Nella sindrome pontina o di Millard-Gubler sono coinvolti il sesto e il settimo paio di nervi cranici e poi la via
piramidale;
1. omolateralmente alla lesione il pz avrà paralisi del faciale periferica (se fosse centrale dovrebbe essere
controlaterale alla sede della lesione) in quanto sono interessate le radici del sesto e del settimo, cioè il
tronco del nervo (quando è preso il nucleo di origine o il tronco nervoso è una paralisi periferica);
quindi, il pz avrà paralisi periferica del faciale omolaterale alla sede della lesione con deficit del retto
esterno, prevale il retto interno e si ha strabismo convergente ed un disturbo motorio controlaterale
(paresi controlaterale).

La Sindrome bulbare o di Wallenberg è la sindrome della fossetta laterale del bulbo. In genere, è la cerebellare
postero-inferiore che si occlude e mette in ischemia questa zona del bulbo, la fossetta laterale; vengono coinvolte
le fibre del simpatico che vengono dall’ipotalamo e che passano per il bulbo per andare poi al midollo spinale
(quindi sindrome di Bernard-Horner omolaterale) e sempre omolateralmente abbiamo disfonia e disfagia per
interessamento del nono e decimo paio di nervi cranici, ancora omolateralmente alla lesione abbiamo
emisindrome cerebellare per interessamento del peduncolo cerebellare inferiore, ipoestesia tattile, termica e
dolorifica dell’emivolto. La caratteristica di questa sindrome è che omolateramente alla lesione abbiamo
ipoestesia dell’emivolto e controlateralmete abbiamo ipoestesia del tronco, in quanto la sensibilità del volto è
data dal trigemino e le vie trigeminali non sono ancora unite al fascio spino-talamico che porta la sensibilità
tattile, termica e dolorifica (che è un fascio crociato, appena entrano le fibre all’interno del midollo incrociano
per portarsi controlateralmente e siccome non sono ancora unite queste due vie, da un lato ho l’interessamento
della via trigeminale omolaterale e quindi ipoestesia omolaterale, l’interessamento del fascio spino-talamico
controlaterale, perché è una via crociata).

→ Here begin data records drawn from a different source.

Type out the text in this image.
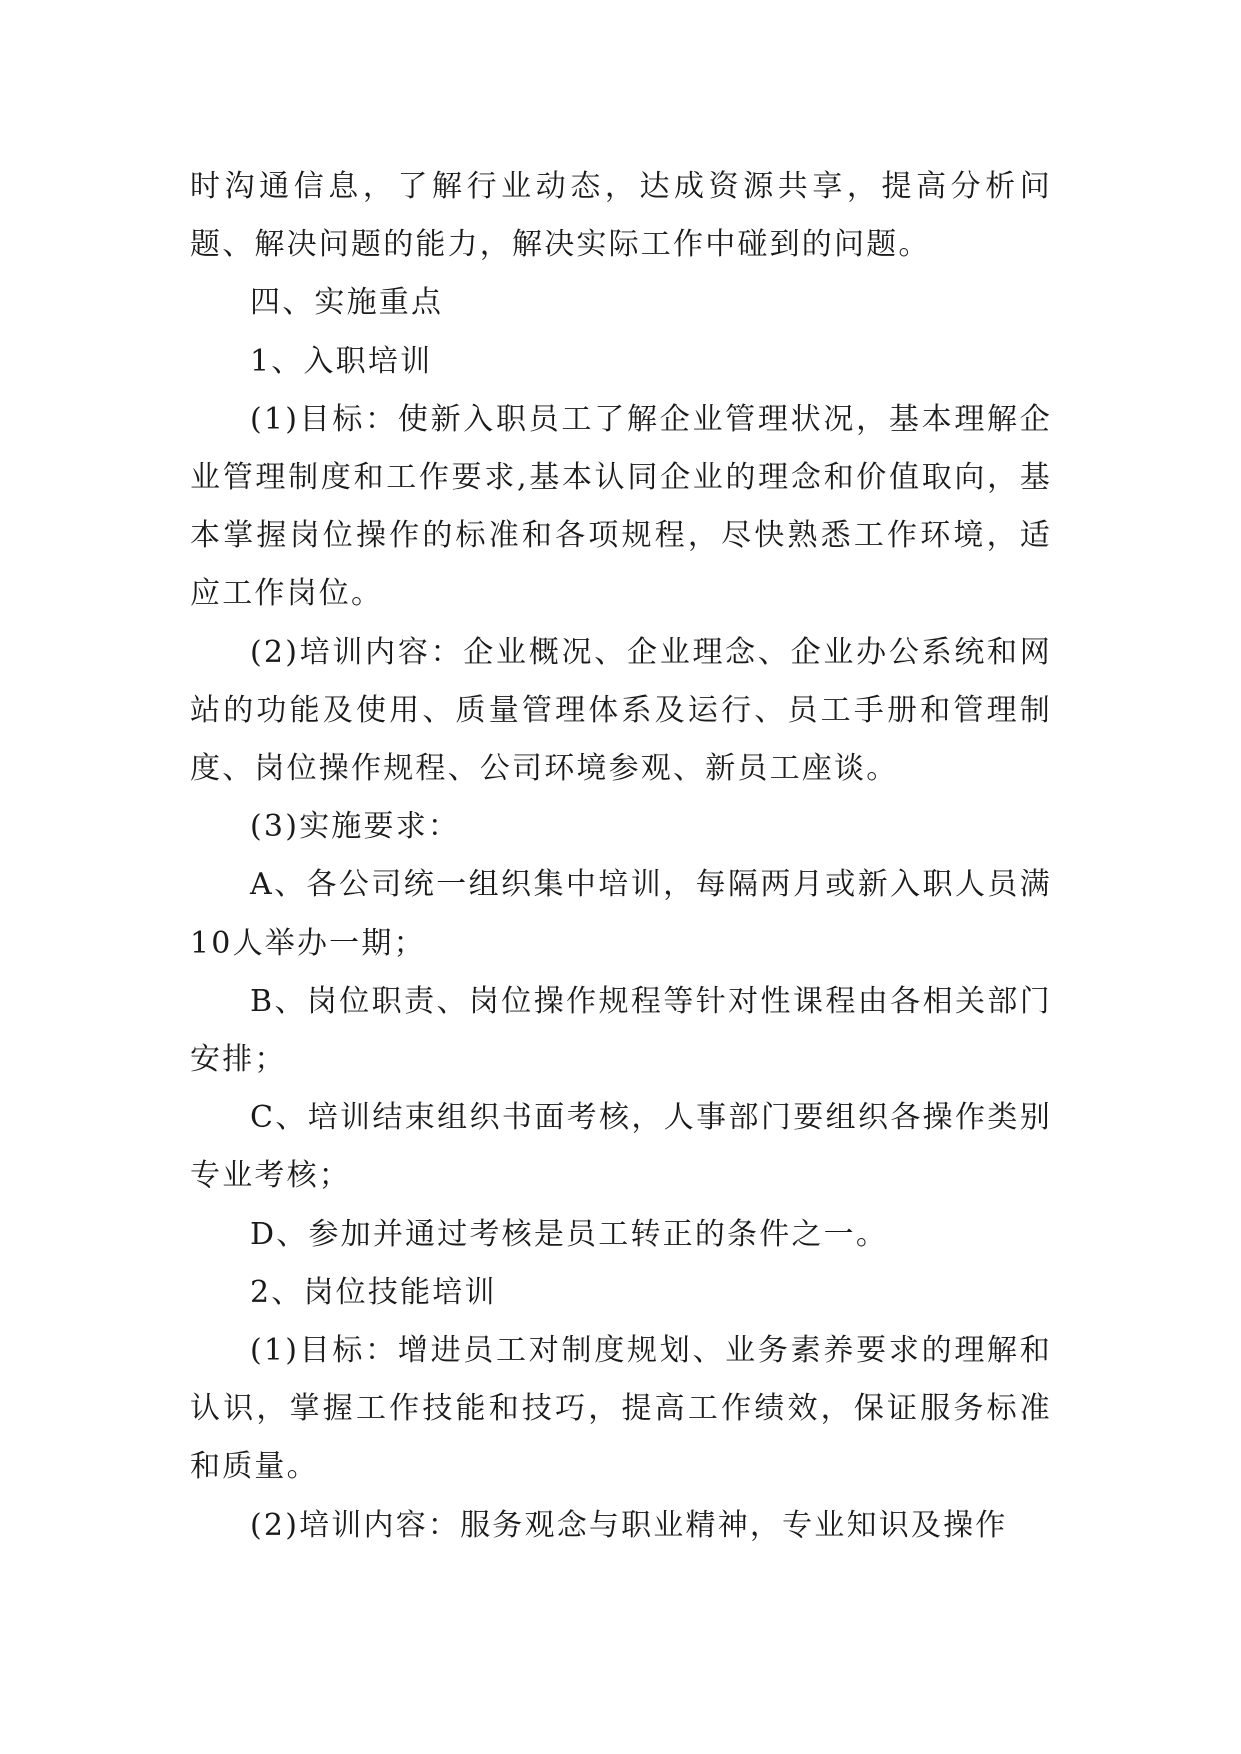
时沟通信息，了解行业动态，达成资源共享，提高分析问题、解决问题的能力，解决实际工作中碰到的问题。

四、实施重点

1、入职培训

(1)目标：使新入职员工了解企业管理状况，基本理解企业管理制度和工作要求,基本认同企业的理念和价值取向，基本掌握岗位操作的标准和各项规程，尽快熟悉工作环境，适应工作岗位。

(2)培训内容：企业概况、企业理念、企业办公系统和网站的功能及使用、质量管理体系及运行、员工手册和管理制度、岗位操作规程、公司环境参观、新员工座谈。

(3)实施要求：

A、各公司统一组织集中培训，每隔两月或新入职人员满10人举办一期；

B、岗位职责、岗位操作规程等针对性课程由各相关部门安排；

C、培训结束组织书面考核，人事部门要组织各操作类别专业考核；

D、参加并通过考核是员工转正的条件之一。

2、岗位技能培训

(1)目标：增进员工对制度规划、业务素养要求的理解和认识，掌握工作技能和技巧，提高工作绩效，保证服务标准和质量。

(2)培训内容：服务观念与职业精神，专业知识及操作
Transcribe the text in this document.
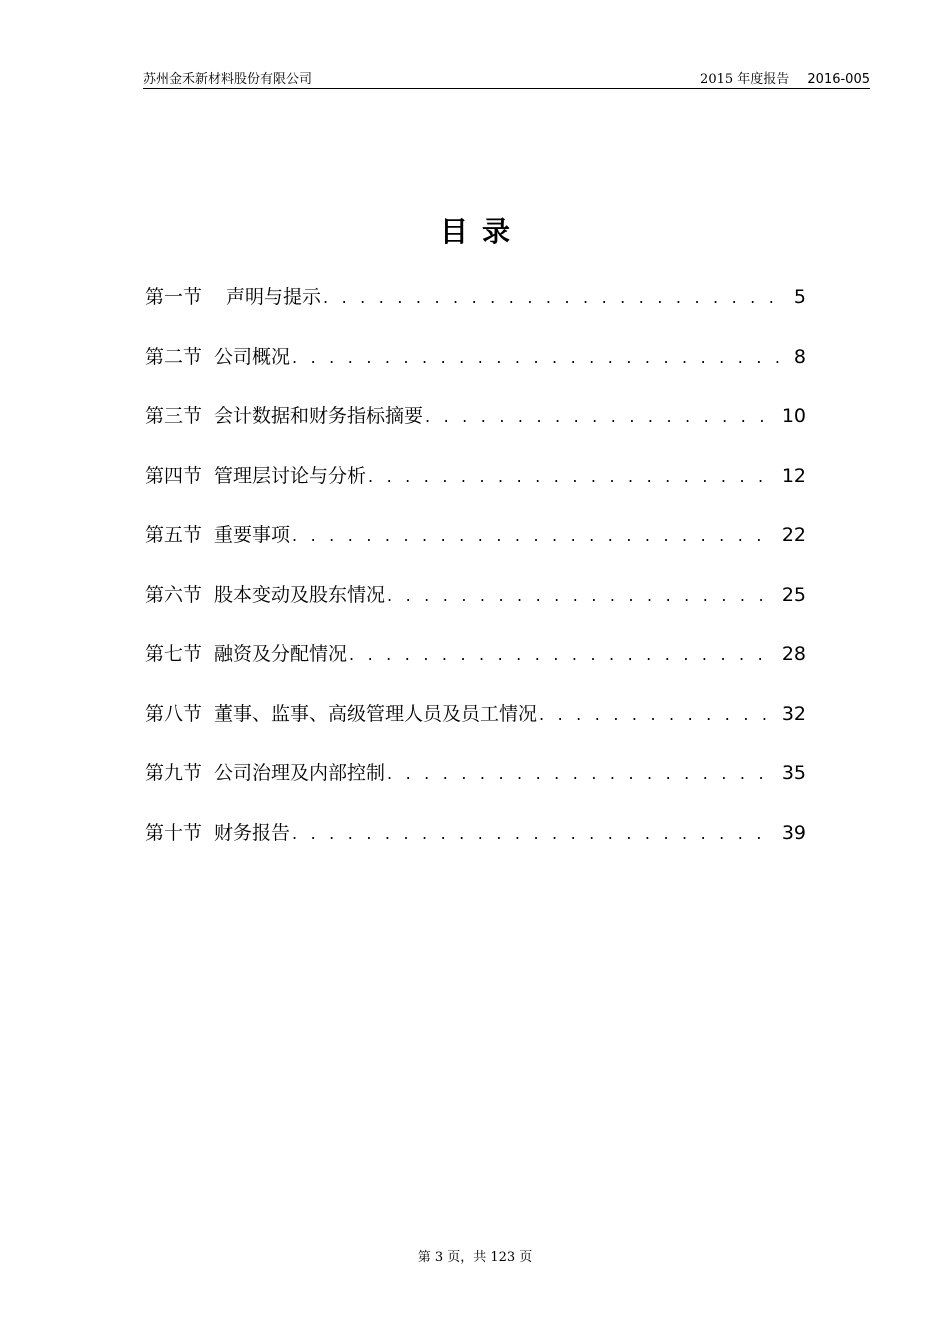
苏州金禾新材料股份有限公司	2015 年度报告 2016-005
目录
第一节 声明与提示 . . .	5
第二节 公司概况 . . .	8
第三节 会计数据和财务指标摘要 . . .	10
第四节 管理层讨论与分析 . . .	12
第五节 重要事项 . . .	22
第六节 股本变动及股东情况 . . .	25
第七节 融资及分配情况 . . .	28
第八节 董事、监事、高级管理人员及员工情况 . . .	32
第九节 公司治理及内部控制 . . .	35
第十节 财务报告 . . .	39
第 3 页，共 123 页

INFARTI CEREBELLARI: il segno più frequente è la vertigine, che da sola non può far pensare ad un infarto, ad
un’ischemia, ma deve essere associata ad altri sintomi, quali la comparsa di nistagmo, l’atassia, una dismetria, un
disturbo cerebellare.

Per l’occlusione del tronco della basilare si può anche avere il coma (in particolare tetraplegia con coma.

Gli infarti lacunari possono dare una sindrome motoria pura o un deficit motorio di modesta entità o solo un
deficit sensitivo oppure un deficit motorio e sensitivo se è presa la capsula interna oppure un’emiparesi atassica.

Abbiamo un altro tipo di classificazione che viene utilizzata ai fini riabilitativi. Distinguiamo la sindrome totale del
circolo anteriore e la sindrome parziale del circolo anteriore, sindrome del circolo posteriore e sindromi lacunari
con dei quadri clinici ad esse associate.
per esempio possiamo avere una paralisi pseudo bulbare che consiste in una forma cronica su base vascolare con
lacune a carico del tronco creano delle disconnessione tra i nervi cranici e le aree sovra-nucleari,con andatura
strisciante a piccoli passi,disfonia,disfalgia e il riso e pianto spastico,cioè improvvisamente in mancanza di stimoli
ha scoppi improvvisi e non si capisce se ride o piange come se ci fosse una paralisi dei nervi cranici.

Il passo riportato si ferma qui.